Another important factor is the competitive prices of Chinese products in the Indian market. For example, Chinese solar cells cost 35% less and solar panels 10-15% less compared to locally made ones, IndiaSpend said.
Some of the reasons for the poor manufacturing capacity in India are high cost of land and electricity; low capacity utilization; and high cost of financing; Minister Chaudhury said.
Make In India
The website IndiaSpend said that India ranked 30 th.among 100 countries on the Structure of Production scale, a global manufacturing assessment index created by the World Economic Forum (WEF). Japan topped the list, followed by South Korea, Germany, Switzerland and China. India scored 5.99 on the index (on a scale of 0-10, where zero is the worst and 10 the best score), as compared with China’s 8.25 and Japan’s 8.99.
The WEF report cited human capital and sustainable resources as the two key challenges for India.
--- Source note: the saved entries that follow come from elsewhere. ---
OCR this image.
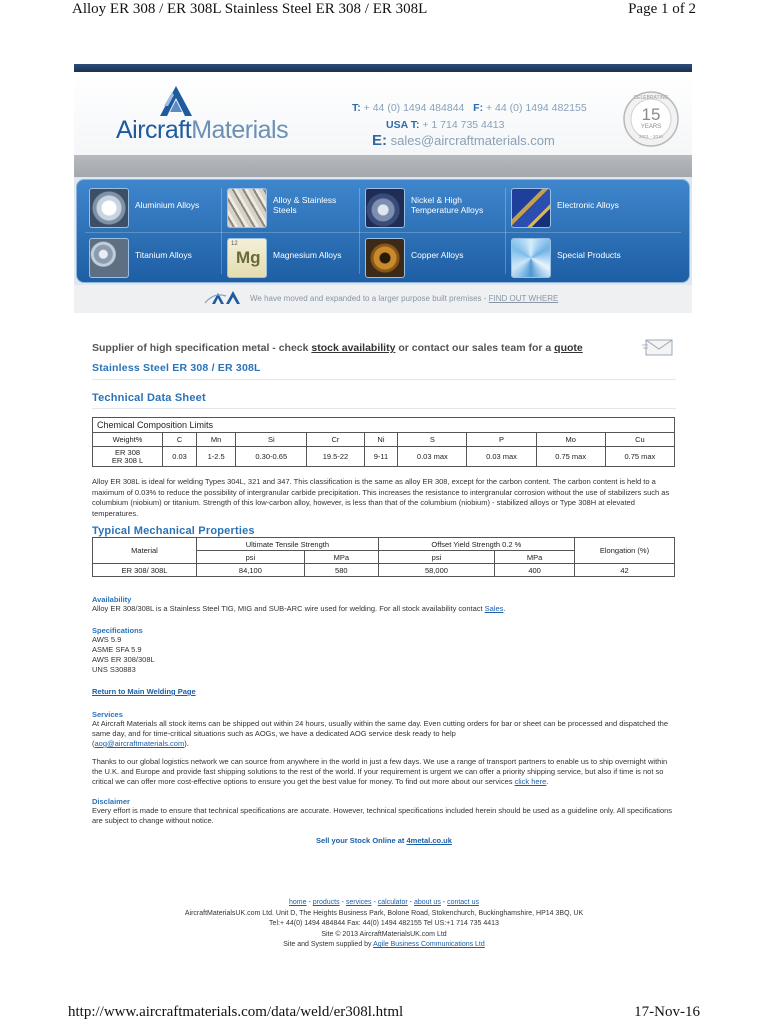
Alloy ER 308 / ER 308L Stainless Steel ER 308 / ER 308L	Page 1 of 2
AircraftMaterials
T: + 44 (0) 1494 484844 F: + 44 (0) 1494 482155
USA T: + 1 714 735 4413
E: sales@aircraftmaterials.com
CELEBRATING
15
YEARS
2001 - 2016
Aluminium Alloys	Alloy & Stainless Steels
Nickel & High Temperature Alloys	Electronic Alloys
Titanium Alloys
12
Mg Magnesium Alloys	Copper Alloys	Special Products
We have moved and expanded to a larger purpose built premises - FIND OUT WHERE
Supplier of high specification metal - check stock availability or contact our sales team for a quote
Stainless Steel ER 308 / ER 308L
Technical Data Sheet
Chemical Composition Limits									
Weight%	C	Mn	Si	Cr	Ni	S	P	Mo	Cu
ER 308
ER 308 L	0.03	1-2.5	0.30-0.65	19.5-22	9-11	0.03 max	0.03 max	0.75 max	0.75 max
Alloy ER 308L is ideal for welding Types 304L, 321 and 347. This classification is the same as alloy ER 308, except for the carbon content. The carbon content is held to a maximum of 0.03% to reduce the possibility of intergranular carbide precipitation. This increases the resistance to intergranular corrosion without the use of stabilizers such as columbium (niobium) or titanium. Strength of this low-carbon alloy, however, is less than that of the columbium (niobium) - stabilized alloys or Type 308H at elevated temperatures.
Typical Mechanical Properties
Material	Ultimate Tensile Strength		Offset Yield Strength 0.2 %		Elongation (%)
	psi	MPa	psi	MPa	
ER 308/ 308L	84,100	580	58,000	400	42
Availability
Alloy ER 308/308L is a Stainless Steel TIG, MIG and SUB-ARC wire used for welding. For all stock availability contact Sales.
Specifications
AWS 5.9
ASME SFA 5.9
AWS ER 308/308L
UNS S30883
Return to Main Welding Page
Services
At Aircraft Materials all stock items can be shipped out within 24 hours, usually within the same day. Even cutting orders for bar or sheet can be processed and dispatched the same day, and for time-critical situations such as AOGs, we have a dedicated AOG service desk ready to help
(aog@aircraftmaterials.com).
Thanks to our global logistics network we can source from anywhere in the world in just a few days. We use a range of transport partners to enable us to ship overnight within the U.K. and Europe and provide fast shipping solutions to the rest of the world. If your requirement is urgent we can offer a priority shipping service, but also if time is not so critical we can offer more cost-effective options to ensure you get the best value for money. To find out more about our services click here.
Disclaimer
Every effort is made to ensure that technical specifications are accurate. However, technical specifications included herein should be used as a guideline only. All specifications are subject to change without notice.
Sell your Stock Online at 4metal.co.uk
home - products - services - calculator - about us - contact us
AircraftMaterialsUK.com Ltd. Unit D, The Heights Business Park, Bolone Road, Stokenchurch, Buckinghamshire, HP14 3BQ, UK
Tel:+ 44(0) 1494 484844 Fax: 44(0) 1494 482155 Tel US:+1 714 735 4413
Site © 2013 AircraftMaterialsUK.com Ltd
Site and System supplied by Agile Business Communications Ltd
http://www.aircraftmaterials.com/data/weld/er308l.html	17-Nov-16
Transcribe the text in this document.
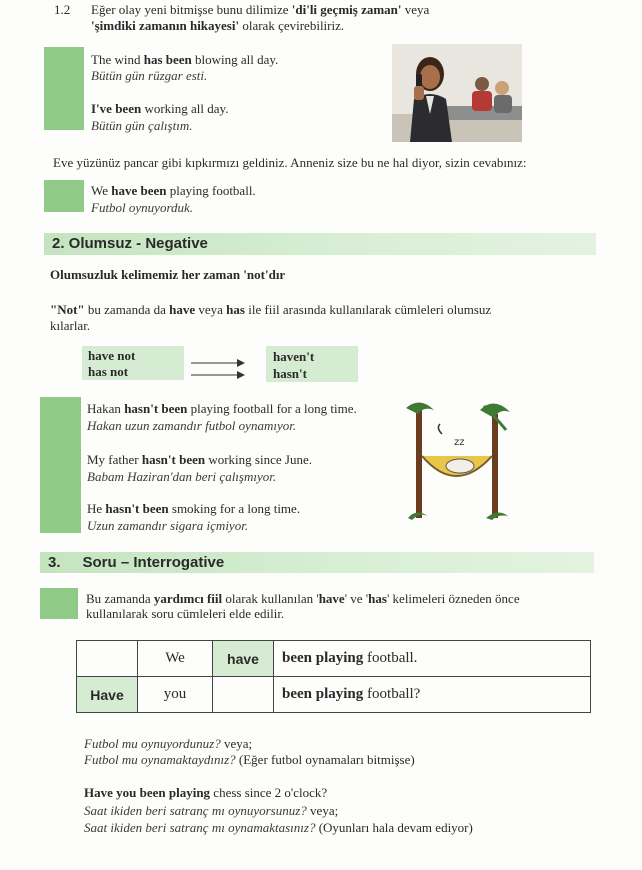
1.2 Eğer olay yeni bitmişse bunu dilimize 'di'li geçmiş zaman' veya
'şimdiki zamanın hikayesi' olarak çevirebiliriz.
The wind has been blowing all day.
Bütün gün rüzgar esti.
I've been working all day.
Bütün gün çalıştım.
Eve yüzünüz pancar gibi kıpkırmızı geldiniz. Anneniz size bu ne hal diyor, sizin cevabınız:
We have been playing football.
Futbol oynuyorduk.
2. Olumsuz - Negative
Olumsuzluk kelimemiz her zaman 'not'dır
"Not" bu zamanda da have veya has ile fiil arasında kullanılarak cümleleri olumsuz
kılarlar.
have not
has not
haven't
hasn't
Hakan hasn't been playing football for a long time.
Hakan uzun zamandır futbol oynamıyor.
My father hasn't been working since June.
Babam Haziran'dan beri çalışmıyor.
He hasn't been smoking for a long time.
Uzun zamandır sigara içmiyor.
zz
3. Soru – Interrogative
Bu zamanda yardımcı fiil olarak kullanılan 'have' ve 'has' kelimeleri özneden önce
kullanılarak soru cümleleri elde edilir.
	We	have	been playing football.
Have	you		been playing football?
Futbol mu oynuyordunuz? veya;
Futbol mu oynamaktaydınız? (Eğer futbol oynamaları bitmişse)
Have you been playing chess since 2 o'clock?
Saat ikiden beri satranç mı oynuyorsunuz? veya;
Saat ikiden beri satranç mı oynamaktasınız? (Oyunları hala devam ediyor)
No doubt, there have been significant efforts to increase investments through initiatives like ‘Make in India’, but still, India is far behind China. India’s infrastructure is poor compared to China’s. Connectivity and uninterrupted electricity supply are lacking.
Indian Prime Minister wants to fast track normalization of relations with China before the Shanghai Cooperation Organization (SCO) summit in June this year. This is part of his bid to have strategic and economic breakthroughs ahead of the Indian parliamentary elections in May 2019.
But the million dollar question is: “Is he ready make radical changes in his thinking and weave India’s economic interest with China’s? Will he accommodate the Xi’s pet project ,the Belt and Road Initiative, in the South Asian region and even make India part of it?
To Xi, this will be the litmus test of Modi’s sincerity about improving relations with China. If he doesn’t pass, Sino-Indian relations will be back to square one, marked by suspicion, obstruction and hidden animosity.